Quite why Buckley felt this way is obviously open to conjecture. Perhaps he felt as though it was too similar in style and texture to 'Grace' and hence caught the singer standing still. In which case, this would be the irony of all ironies, as Buckley quite simply abseiled where others feared to amble: a terrifying blend of the sparklingly wide-eyed and the sighingly world-weary, there are moments during 'Witches Rave' and 'Vancouver' you're left literally slack-jawed at the man's dexterity. Transplant his acrobatic musical suppleness into the human physique and Buckley would have been Olympian. Admittedly, he'd have failed the requisite drugs test, but that's hardly the point.

CD1 is marvellous for several zillion reasons. There's 'The Sky Is A Landfill', with its freefalling guitars and whirling chorus, where Jeff's voice hits the sublime sun-kissed point of a kite gliding over the Kalahari; there's the perfectly grim 'You & I', which is so eerie it must have sounded like a funeral lament before he'd written the second verse; and there's the sweet, sweet soul of 'Everybody Here Wants You', which makes Prince sound like a twat. Points off for 'Yard Of The Blonde Girls', simply because it sounds like Weezer's 'Sweater Song' on Mogadon, otherwise immaculate.

Over in the land of the unfinished masterpiece, CD2 consists of four-track recordings, the last Buckley committed to tape. One could say that this half of the album is slightly less commercial. Alternatively, one could suggest that much of it is fucking horrible. Whatever the weather, 'Your Flesh Is So Nice' possesses all the charm and gravitas of a Billy Childish B-side, and 'Murder Suicide Meteor Slave' is the bastard offspring of 'Scary Monsters And Super Creeps' that Bowie never told his mates about, complete with a guitar-strangling finale that sounds uncannily like a rhino shagging 'The Star-spangled Banner'. Oh yes.

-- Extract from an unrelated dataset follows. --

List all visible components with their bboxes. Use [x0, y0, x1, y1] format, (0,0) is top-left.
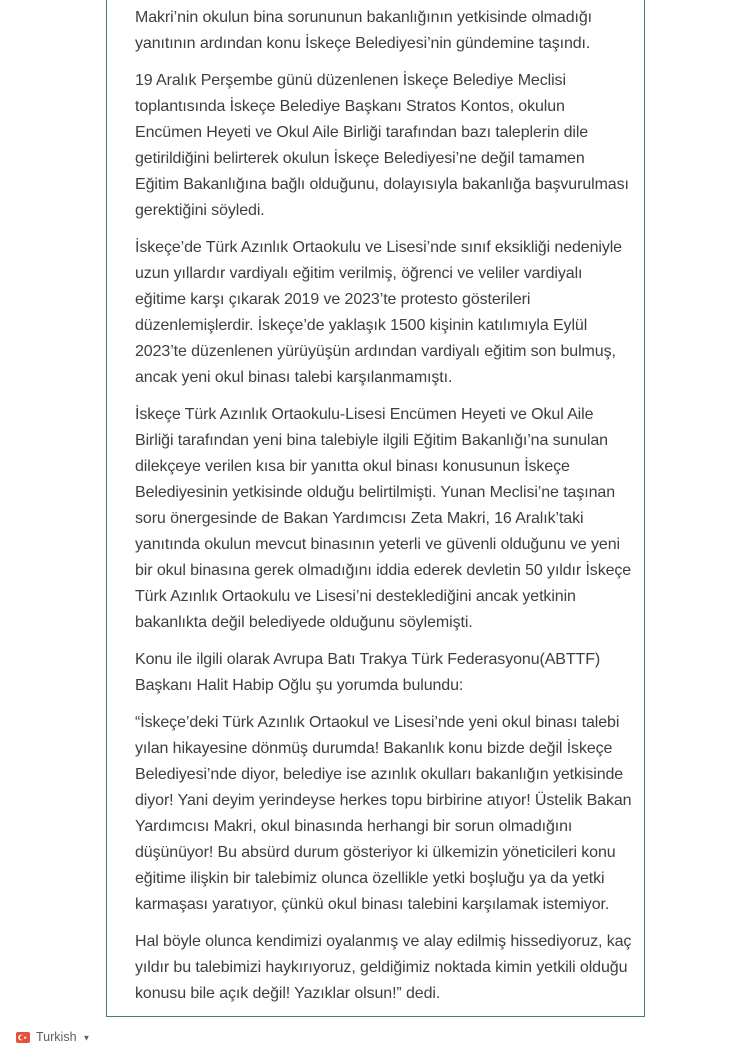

Herewith the creative process stripped almost bare, the singer dressed only in guitar and slobbering fuzz, although banners should be unfurled for the epic-yet-intimate breathiness of 'Demon John' and the quite splendid 'Haven't You Heard', which captures the cartwheeling, caterwauling exuberance of Jeff Buckley as well as anything else here, which is no mean compliment.

One of the really great things about the man, however, is the fact that his spirituality, his enthusiasm for experimentation, his interviews and, of course, his lyrics have negated any need for posthumous ponderings vis-'-vis the wherefores and where-art-thous surrounding his ultimate pop off this very mortal coil. Still, it is worth pointing out that on the first couple of spins of 'Sketches...' if you didn't know any better you'd think the man was obsessed with haddock, such are the number of lyrical references to rivers, oceans and all things generally aquatic.

Which is quite possibly why the worryingly Cure-esque 'Nightmare By The Sea' makes two appearances across the CDs. Yup, it's so relevant you have to play it twice. Obvious, crassly pulled lyrical quote masquerading as a punchline? "Stay with me under these waves tonight", encourages Jeff, "Be free for once in your life tonight...". Quite.